Отношение "путейцев" к славянофильству Бердяев изложил в монографии о А.Хомякове, где он, выделяя проблему "Хомяков и мы", ставит вопрос: "В чем мы кровно связаны с Хомяковым и в чем расходимся с ним? Это и значит рассмотреть судьбу славянофильства, лежащую между нами и Хомяковым". Ведь по общему признанию "путейцев" "русское самосознание находится в периоде затяжного кризиса"[50]и для его творческого преодоления необходимо, по мнению Бердяева, исследовать историю русского самосознания ХIХ в., чтобы углубить "образы наших национальных религиозных мыслителей". По его мнению борьба славянофилов с западниками обессилила общественное движение и духовное развитие интеллигенции. Потому сейчас "перед русским самосознанием стоит задача преодоления славянофильства и западничества. Эпоха распри славянофильства и западничества закнчивается и наступает новая эпоха зрелого национального самосознания".
В центральной для славянофилов проблеме отношения Востока и Запада (в связи с ролью и местом России в мировой истории) Бердяеву чрезвычайно импонирует идея Хомякова о том, что вера является движущей силой исторической жизни народо. Он сочувственно относится к стремлению Хомякова историософски обосновать русский мессианизм, но критикует его за то, что он делает это с позиции этнографии, истории, лингвистики, т. е. позитивистски. По мнению Бердяева нельзя ставить в прямую зависимость дух и призвание русского народа от общественных и экономических причин, ввиду их эмпиричности. Подобное обоснование возможно лишь на религиозно-пророческом, мистичеком уровне. "дух народа воспринимается лишь мистической или художественной интуицией <… /> Славянофилы же впали почти что в экономический материализм. Они так дорожат русской общиной, так связывают с ней все будущее России, весь духовный облик русского народа, что кажется будто без общины не может существовать дух России, и не может осуществиться призвание России. Но ведь община есть лишь известная общественно-экономическая форма, исторически текучая <… /> Но можно ли ставить русский мессианизм, веру в дух народный и призвание народное в зависимости от столь зыбких вещей!"

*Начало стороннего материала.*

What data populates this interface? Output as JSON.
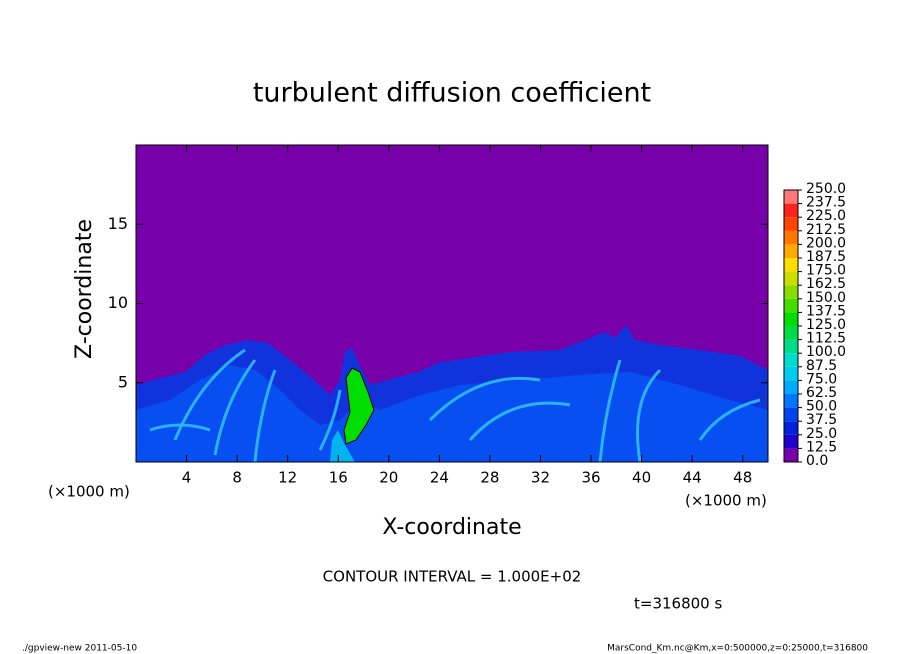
{
  "chart_data": {
    "type": "contour",
    "title": "turbulent diffusion coefficient",
    "xlabel": "X-coordinate",
    "ylabel": "Z-coordinate",
    "xunit": "(×1000 m)",
    "xunit2": "(×1000 m)",
    "xlim": [
      0,
      50
    ],
    "ylim": [
      0,
      20
    ],
    "xticks": [
      4,
      8,
      12,
      16,
      20,
      24,
      28,
      32,
      36,
      40,
      44,
      48
    ],
    "yticks": [
      5,
      10,
      15
    ],
    "background": "#7700aa",
    "colorbar": {
      "levels": [
        {
          "value": 0,
          "label": "0.0"
        },
        {
          "value": 12.5,
          "label": "12.5"
        },
        {
          "value": 25,
          "label": "25.0"
        },
        {
          "value": 37.5,
          "label": "37.5"
        },
        {
          "value": 50,
          "label": "50.0"
        },
        {
          "value": 62.5,
          "label": "62.5"
        },
        {
          "value": 75,
          "label": "75.0"
        },
        {
          "value": 87.5,
          "label": "87.5"
        },
        {
          "value": 100,
          "label": "100.0"
        },
        {
          "value": 112.5,
          "label": "112.5"
        },
        {
          "value": 125,
          "label": "125.0"
        },
        {
          "value": 137.5,
          "label": "137.5"
        },
        {
          "value": 150,
          "label": "150.0"
        },
        {
          "value": 162.5,
          "label": "162.5"
        },
        {
          "value": 175,
          "label": "175.0"
        },
        {
          "value": 187.5,
          "label": "187.5"
        },
        {
          "value": 200,
          "label": "200.0"
        },
        {
          "value": 212.5,
          "label": "212.5"
        },
        {
          "value": 225,
          "label": "225.0"
        },
        {
          "value": 237.5,
          "label": "237.5"
        },
        {
          "value": 250,
          "label": "250.0"
        }
      ],
      "colors": [
        "#7700aa",
        "#2200cc",
        "#0022dd",
        "#0044ee",
        "#0077ff",
        "#00aaff",
        "#00ccee",
        "#00ddcc",
        "#00dd88",
        "#00dd44",
        "#00dd00",
        "#44dd00",
        "#88dd00",
        "#ccdd00",
        "#ffdd00",
        "#ffaa00",
        "#ff7700",
        "#ff4400",
        "#ff2222",
        "#ff7777"
      ]
    },
    "annotation": "CONTOUR INTERVAL = 1.000E+02",
    "time": "t=316800 s",
    "footer_left": "./gpview-new  2011-05-10",
    "footer_right": "MarsCond_Km.nc@Km,x=0:500000,z=0:25000,t=316800"
  }
}
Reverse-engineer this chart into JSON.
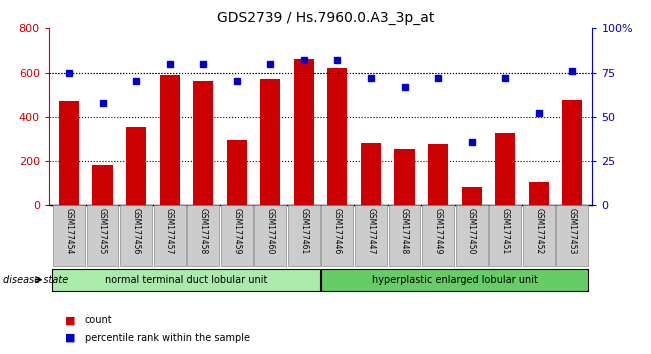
{
  "title": "GDS2739 / Hs.7960.0.A3_3p_at",
  "samples": [
    "GSM177454",
    "GSM177455",
    "GSM177456",
    "GSM177457",
    "GSM177458",
    "GSM177459",
    "GSM177460",
    "GSM177461",
    "GSM177446",
    "GSM177447",
    "GSM177448",
    "GSM177449",
    "GSM177450",
    "GSM177451",
    "GSM177452",
    "GSM177453"
  ],
  "counts": [
    470,
    180,
    355,
    590,
    560,
    295,
    570,
    660,
    620,
    280,
    255,
    275,
    85,
    325,
    105,
    475
  ],
  "percentiles": [
    75,
    58,
    70,
    80,
    80,
    70,
    80,
    82,
    82,
    72,
    67,
    72,
    36,
    72,
    52,
    76
  ],
  "group1_label": "normal terminal duct lobular unit",
  "group1_count": 8,
  "group2_label": "hyperplastic enlarged lobular unit",
  "group2_count": 8,
  "disease_state_label": "disease state",
  "bar_color": "#cc0000",
  "dot_color": "#0000cc",
  "left_ylim": [
    0,
    800
  ],
  "right_ylim": [
    0,
    100
  ],
  "left_yticks": [
    0,
    200,
    400,
    600,
    800
  ],
  "right_yticks": [
    0,
    25,
    50,
    75,
    100
  ],
  "right_yticklabels": [
    "0",
    "25",
    "50",
    "75",
    "100%"
  ],
  "group1_bg": "#aaeaaa",
  "group2_bg": "#66cc66",
  "tick_bg": "#cccccc",
  "legend_count_label": "count",
  "legend_pct_label": "percentile rank within the sample"
}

"Славянофильская история России научно ниспровергнута, — пишет далее Бердяев, — но нимало не может это поколебать русский мессианизм <… /> Можно по-марксистски смотреть на общину и религиозно верить в призвание России". Автор решительно не согласен и с государственно-политической концепцией славянофилов: "С самодержавием, как преходящей исторической формой, так же мало можно связывать русский мессианизм, как и с общиной". Бердяевская критика славянофильства была обращена не только к прошлому, но к его сотрудникам по издательству, к Булгакову и Эрну, переживавшим в этот период отход вправо, как реакцию на социальный радикализм в прошлом.
Коренной недостаток русской философии истории Хомякова и всего славянофильства Бердяев видит в том, что его позиций невозможно "объяснить русский империализм, агрессивный, наступательно-насильственный характер русской исторической власти. Славянофильская психология русского народа не в силах объяснить и тот факт, что русская историческая власть становилась все более и более ненародной, все блее отдавалась идолу государственности, языческому империализму. Коренной же недостаток всей философии истории Хомякова тот, что в ней отсутствует идея религиозно-церковного развития".
В построении собственной философии истории "путейцы" основывались на концепциях Соловьева и Чаадаева, поскольку, по мнению Бердяева, у последнего меньше притязаний на научное обоснование религиозного смысла истории. "Католический уклон Чаадаева помог ему утверждать религиозную философию истории. В православии не было того активного отношения к истории, которое было в католичестве". В этом отношении он, по Бердяеву, имея определенный провиденциальный план истории в духе католичества, более церковен, чем Хомяков, который философско-историческую проблему Востока и Запада "решает на риск собственного разума, а не разума церковного, и в его решении религиозный момент незаметно смешивается с научным и позитивно-бытовым".